The US Department of Justice’s Antitrust Division has also ramped up its enforcement of what it sees as anti-competitive practices, including non-compete, non-solicitation, non-poach, wage fixing, and non-disclosure provisions.
In her latest memo, Abruzzo said she is committed to an interagency approach to restrictions on the exercise of employee rights, including limits to workers’ job mobility, including information sharing and referrals to other agencies.
Reacting to the news from New York, Littler’s Phil Berkowitz suggests that the general counsel’s memo unfairly characterises non-competes, and gives short shrift to their lawful purpose as well as the extensive law supporting their enforceability.
“These agreements, if properly and carefully drawn, protect the legitimate business interests of the employer, while providing valuable benefits to the employee,” he says.
“Courts in the vast majority of US states recognise that an agreement is lawful if it is supported by valuable consideration (such as access to employee customers and valuable, confidential trade secrets), is reasonable in time and geographic scope, does not unreasonably deprive the employee of their livelihood, and, again, if it protects the employer’s legitimate business interests.”
Noting that non-competes are rarely imposed on low-wage workers, and that it would be unfair to suggest otherwise, Berkowitz adds: “Employers make significant investments in their businesses by creating customer goodwill and legitimate and confidential business and trade secret information.
“They willingly share this information with new employees with the understanding that when and if the employee departs, they will not make unfair and unlawful use of that information. Employers have the right to expect, If at some point the parties part ways, that agreements willingly and lawfully entered into at the time of hire will be enforced, and that their legitimate interests will be protected.”

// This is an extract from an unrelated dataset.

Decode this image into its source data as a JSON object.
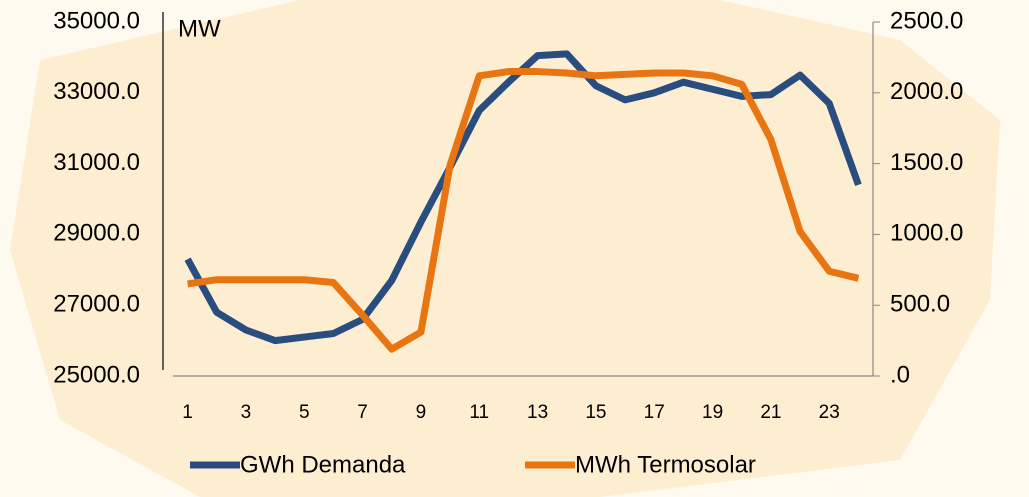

Also weighing in with reaction, Ogletree Deakins’ Jenn Betts in Pittsburgh notes that the memo, unfortunately, leaves ambiguity for employers as it “does not contain specific examples of provisions that the general counsel views as problematic, focusing, instead, on broad concepts and defining non-compete agreements as ‘agreements between employers and employees prohibit[ing] employees from accepting certain types of jobs and operating certain types of business after the end of their employment’.”

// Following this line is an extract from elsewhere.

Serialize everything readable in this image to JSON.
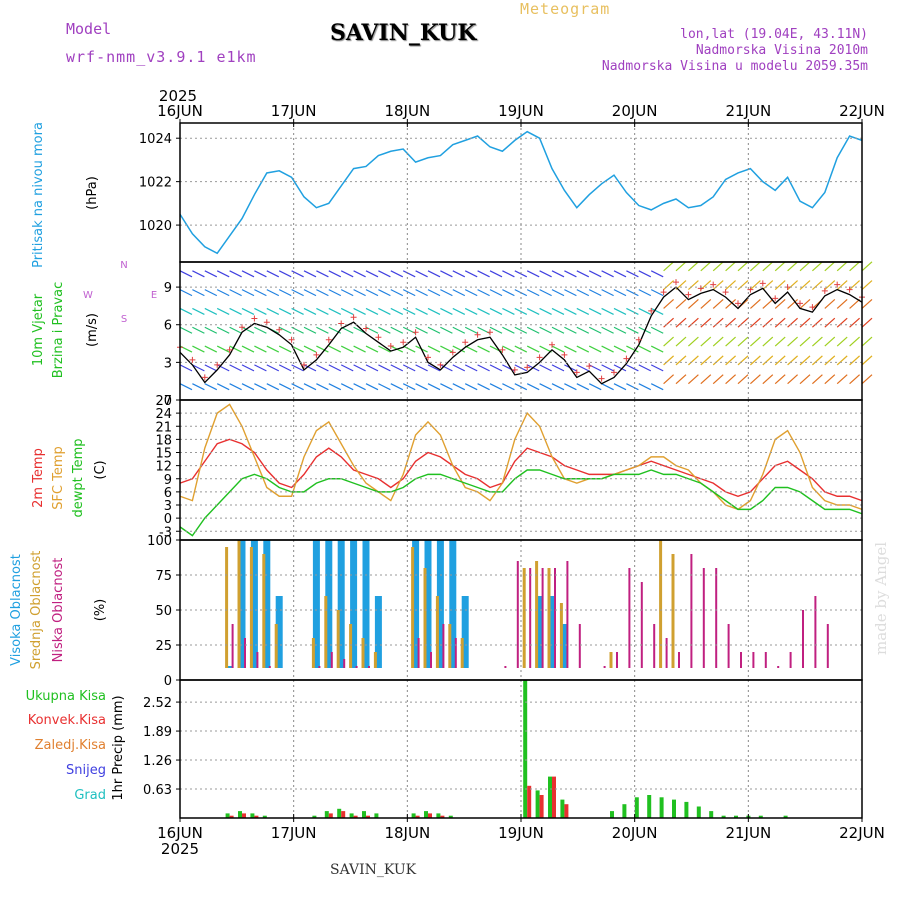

Christine Bestor Townsend, from Ogletree’s Milwaukee office, adds: “Employers should, as always, focus on ensuring all restrictive covenants are narrowly tailored to protect legitimate business interests for the best chance of enforcement in state or federal court and before the NLRB.
“Employers should remember that while the memorandum is the position of the general counsel of the NLRB, complying with state law is of utmost importance in successfully protecting legitimate business interests through restrictive covenant agreements.
“As always, companies are required to comply with applicable state law, including recent changes, and ensure agreements are narrowly tailored to protect legitimate business interests exclusively limited to the responsibilities employee performed, or customers with whom employee had business contact – and in the area where employee performed the responsibilities.”
Offering a final observation, Seyfarth Shaw’s Cary Burke in Atlanta notes that Abruzzo’s memo does not carry the force of law. “Even if the Board adopts it wholesale – which is an open question – its application would be limited to non-supervisory employees. In other words, it would not apply to managers or independent contractors.
“Beyond that, it’s totally unclear to me what a Court of Appeals would do with a possible Board decision invalidating restrictive covenant agreements, to say nothing of the Supreme Court. With all that in mind, while this memo might present employers with an opportunity to think about whether and how they make use of restrictive covenants, I don’t think there’s a need to throw the baby out with the bathwater here and get rid of them altogether.”